KOMİSYON KONUŞMASI

YASİN ÖZTÜRK (Denizli) - Teşekkür ediyorum Sayın Başkanım.

Ahmet Bey'in bahsettiği İSO'nun verilerine göre, kamuda yine de sıralamada 1'inci olan kuruluşumuz EÜAŞ. Bu açıdan bakıldığında EÜAŞ'ı tebrik etmek gerekir.

Zaten EÜAŞ 2017 yılını 18 milyon 106 bin 621 lira dönem kârıyla kapatmasına rağmen, 2018 yılını 1 milyar 663 milyon 991 bin küsur lira dönem zararıyla kapatmış.

BAŞKAN MUSTAFA SAVAŞ - Milyon mu, milyar mı?

YASİN ÖZTÜRK (Denizli) - 1 milyar 663 milyon 991 bin.

2018 yılında EÜAŞ ile TETAŞ birleşmiş ve TETAŞ yine 2017 yılını 14 milyon 880 bin 675 lira dönem kârıyla kapatmıştır. TETAŞ, 9 Temmuz 2018 tarihli bilançosunda dönem zararını 731 milyon 127 bin 179 lira olarak açıklamıştır. Birleşme öncesi kâr açıklayan EÜAŞ ve TETAŞ'ın 2018 yılında birleşmesinden sonra zarar eden kuruluşlar hâlini almasının nedeni nedir?

Elektrik dağıtım şirketleri, elektriği büyük ölçüde EÜAŞ'tan satın alıyor, ayrıca özel elektrik üretim şirketleri de mevcut. Bu şirketler de elektriği büyük ölçüde devletten sağladıkları alım garantisi veya yüksek tutarlı teşviklerle üretiyorlar.

EPDK her üç ayda bir, özel elektrik şirketlerinin dağıttığı fiyatı düzenleyen tebliğler yayımlıyor. Böyle olunca da elektrik fiyatlarını devlet otoritesi belirliyormuş gibi görünüyor fakat aynı devlet, EÜAŞ eliyle elektrik dağıtım şirketlerine giderek ucuzlayan fiyatlarla elektrik satarken, dağıtım şirketlerinin halka ulaştırdığı elektriğin fiyatında hiçbir fiyat indirimi yapılmıyor. Yani elektrik şirketleri elektriği giderek daha ucuza alıyor ancak halka bu indirim yansımıyor; biraz önce Ahmet Bey de bu konuya rakamlarla değindi. Şirketler de elektriği, zarar ettiğinde vergilerle finanse edilen bir kurumdan yani EÜAŞ'tan alıyorlar.

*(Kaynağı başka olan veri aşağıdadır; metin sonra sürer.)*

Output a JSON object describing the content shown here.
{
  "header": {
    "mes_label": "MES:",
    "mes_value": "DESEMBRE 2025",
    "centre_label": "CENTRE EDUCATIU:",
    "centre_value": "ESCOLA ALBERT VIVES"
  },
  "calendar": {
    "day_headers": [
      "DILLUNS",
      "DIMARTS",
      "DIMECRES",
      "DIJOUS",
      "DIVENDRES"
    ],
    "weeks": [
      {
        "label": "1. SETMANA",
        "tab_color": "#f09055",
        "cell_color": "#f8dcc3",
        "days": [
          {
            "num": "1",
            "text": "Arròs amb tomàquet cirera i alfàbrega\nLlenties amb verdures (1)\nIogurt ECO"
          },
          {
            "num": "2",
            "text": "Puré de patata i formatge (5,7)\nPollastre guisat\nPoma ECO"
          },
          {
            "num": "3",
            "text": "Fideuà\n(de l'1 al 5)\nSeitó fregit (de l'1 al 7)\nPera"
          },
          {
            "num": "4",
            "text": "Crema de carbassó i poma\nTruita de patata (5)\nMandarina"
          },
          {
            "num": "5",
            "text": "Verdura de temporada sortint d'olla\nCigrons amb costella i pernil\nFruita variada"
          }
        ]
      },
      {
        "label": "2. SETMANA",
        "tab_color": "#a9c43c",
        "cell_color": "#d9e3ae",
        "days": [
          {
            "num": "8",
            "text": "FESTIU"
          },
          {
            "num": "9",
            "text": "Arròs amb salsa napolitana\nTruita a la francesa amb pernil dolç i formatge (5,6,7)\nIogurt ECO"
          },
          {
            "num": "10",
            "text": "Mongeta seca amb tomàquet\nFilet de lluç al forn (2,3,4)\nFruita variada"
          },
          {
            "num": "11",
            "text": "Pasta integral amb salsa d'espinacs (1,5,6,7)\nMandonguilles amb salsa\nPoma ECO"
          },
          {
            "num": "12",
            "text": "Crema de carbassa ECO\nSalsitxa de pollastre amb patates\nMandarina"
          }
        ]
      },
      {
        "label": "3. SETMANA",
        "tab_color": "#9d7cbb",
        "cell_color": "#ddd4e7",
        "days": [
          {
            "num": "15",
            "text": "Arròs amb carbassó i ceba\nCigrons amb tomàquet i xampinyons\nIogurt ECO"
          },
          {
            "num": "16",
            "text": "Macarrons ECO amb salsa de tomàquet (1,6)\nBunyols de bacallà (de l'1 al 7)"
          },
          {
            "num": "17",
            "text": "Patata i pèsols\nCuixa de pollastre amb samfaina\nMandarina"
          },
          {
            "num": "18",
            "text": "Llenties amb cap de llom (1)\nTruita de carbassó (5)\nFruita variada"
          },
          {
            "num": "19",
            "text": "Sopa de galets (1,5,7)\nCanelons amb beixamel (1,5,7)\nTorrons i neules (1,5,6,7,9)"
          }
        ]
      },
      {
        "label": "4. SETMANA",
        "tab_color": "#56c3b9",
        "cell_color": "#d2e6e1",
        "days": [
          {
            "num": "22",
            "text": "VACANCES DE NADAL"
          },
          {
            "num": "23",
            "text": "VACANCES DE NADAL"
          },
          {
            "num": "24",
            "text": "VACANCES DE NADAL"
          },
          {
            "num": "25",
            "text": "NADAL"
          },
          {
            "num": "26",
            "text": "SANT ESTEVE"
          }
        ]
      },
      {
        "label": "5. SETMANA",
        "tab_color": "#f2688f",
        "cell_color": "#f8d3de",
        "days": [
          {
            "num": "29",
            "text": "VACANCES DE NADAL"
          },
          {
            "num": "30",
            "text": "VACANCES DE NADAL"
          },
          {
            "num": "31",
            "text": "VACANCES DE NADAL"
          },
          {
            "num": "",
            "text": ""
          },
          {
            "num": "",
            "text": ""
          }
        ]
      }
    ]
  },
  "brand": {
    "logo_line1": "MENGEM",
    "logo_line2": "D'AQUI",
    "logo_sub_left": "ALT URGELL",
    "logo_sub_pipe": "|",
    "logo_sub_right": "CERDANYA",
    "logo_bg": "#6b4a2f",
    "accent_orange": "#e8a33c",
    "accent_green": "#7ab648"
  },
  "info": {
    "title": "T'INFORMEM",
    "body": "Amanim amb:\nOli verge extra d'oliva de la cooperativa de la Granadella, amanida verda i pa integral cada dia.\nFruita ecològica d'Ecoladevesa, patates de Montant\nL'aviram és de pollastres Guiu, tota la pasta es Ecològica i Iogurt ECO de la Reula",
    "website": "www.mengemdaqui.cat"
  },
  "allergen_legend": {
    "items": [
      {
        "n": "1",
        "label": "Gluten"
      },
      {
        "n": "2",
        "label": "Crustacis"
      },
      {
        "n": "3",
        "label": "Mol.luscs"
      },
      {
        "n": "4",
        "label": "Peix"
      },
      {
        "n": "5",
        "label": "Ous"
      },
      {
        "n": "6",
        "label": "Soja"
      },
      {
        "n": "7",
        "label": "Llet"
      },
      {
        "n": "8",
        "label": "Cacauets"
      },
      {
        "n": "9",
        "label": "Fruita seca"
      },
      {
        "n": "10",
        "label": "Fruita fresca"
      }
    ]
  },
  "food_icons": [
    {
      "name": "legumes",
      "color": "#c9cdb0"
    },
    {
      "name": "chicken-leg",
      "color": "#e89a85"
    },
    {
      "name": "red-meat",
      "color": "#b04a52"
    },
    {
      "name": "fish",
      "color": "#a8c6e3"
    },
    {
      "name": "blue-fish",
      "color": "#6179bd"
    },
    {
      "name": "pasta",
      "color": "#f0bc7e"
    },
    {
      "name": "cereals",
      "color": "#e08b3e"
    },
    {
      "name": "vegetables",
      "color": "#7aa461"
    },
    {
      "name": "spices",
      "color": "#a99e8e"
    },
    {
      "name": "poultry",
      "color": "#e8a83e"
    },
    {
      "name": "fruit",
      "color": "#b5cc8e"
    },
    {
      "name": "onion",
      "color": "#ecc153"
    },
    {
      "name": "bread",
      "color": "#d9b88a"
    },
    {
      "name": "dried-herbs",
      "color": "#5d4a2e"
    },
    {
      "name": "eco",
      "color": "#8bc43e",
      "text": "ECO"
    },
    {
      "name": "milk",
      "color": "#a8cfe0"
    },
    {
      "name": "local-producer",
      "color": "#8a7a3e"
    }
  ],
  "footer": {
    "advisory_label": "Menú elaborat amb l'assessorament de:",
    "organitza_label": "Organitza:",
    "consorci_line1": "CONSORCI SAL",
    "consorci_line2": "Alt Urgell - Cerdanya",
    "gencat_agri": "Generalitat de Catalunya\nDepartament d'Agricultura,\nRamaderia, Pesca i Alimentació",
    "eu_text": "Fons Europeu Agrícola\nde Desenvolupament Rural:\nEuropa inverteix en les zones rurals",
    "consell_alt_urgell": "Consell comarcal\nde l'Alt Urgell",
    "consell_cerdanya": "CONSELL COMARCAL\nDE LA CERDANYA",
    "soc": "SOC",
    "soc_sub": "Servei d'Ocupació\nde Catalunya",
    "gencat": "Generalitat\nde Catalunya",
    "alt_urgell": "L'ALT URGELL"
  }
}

Son dönemde dağıtım şirketlerine EÜAŞ tarafından verilen elektriğin ne kadar ucuzladığını dönem dönem her üç aylık verdiği rakamların -diğer rakamlar verildiği için, total rakamı söyleyeyim- toplamında yüzde 62 oranında indirim yapılmış. Sadece son üç aylık o dönemde yani 1 Temmuz-30 Eylül 2020 dönemlerinde yüzde 42 indirim yapılmış ancak bu tarife halka yansıtılmamış ve dokuz aydır halkın tükettiği elektriğe tek kuruş dahi indirim yapılmamıştır.

Elektrik dağıtım özelleştirmeleri yapılırken şirketler, elektrik dağıtım ihalelerini 2009-2013 arasında döviz kredileri çekerek aldı. Uzun süredir döviz kurunun 1-2 lira arasında ucuz seyretmesi ve gelecekteki büyüme tahminlerinin ise abartılı yapılması, elektrik şirketlerini döviz kredisi kullanma konusunda cesaretlendirmişti ancak dolar geçtiğimiz yıl 8 liranın üzerine çıktı. Bu şirketlerin borcu tüm bankacılık sektörü için büyük bir tehdide dönüşmüş durumda olduğu için 2020'nin Mayıs ayı itibarıyla sektörün nakdî kredi borcu 34 milyar 811 milyon dolara çıkmış durumda. Bu ise tüm bankacılık sektörünün nakdî kredi alacağının yüzde 7'sine tekabül ediyor. Durum böyle olunca, kamu şirketi EÜAŞ, bu şirketlere sattığı elektrikte dampinge giderek borcu dolaylı olarak sanki üstlenmiş gibi oluyor.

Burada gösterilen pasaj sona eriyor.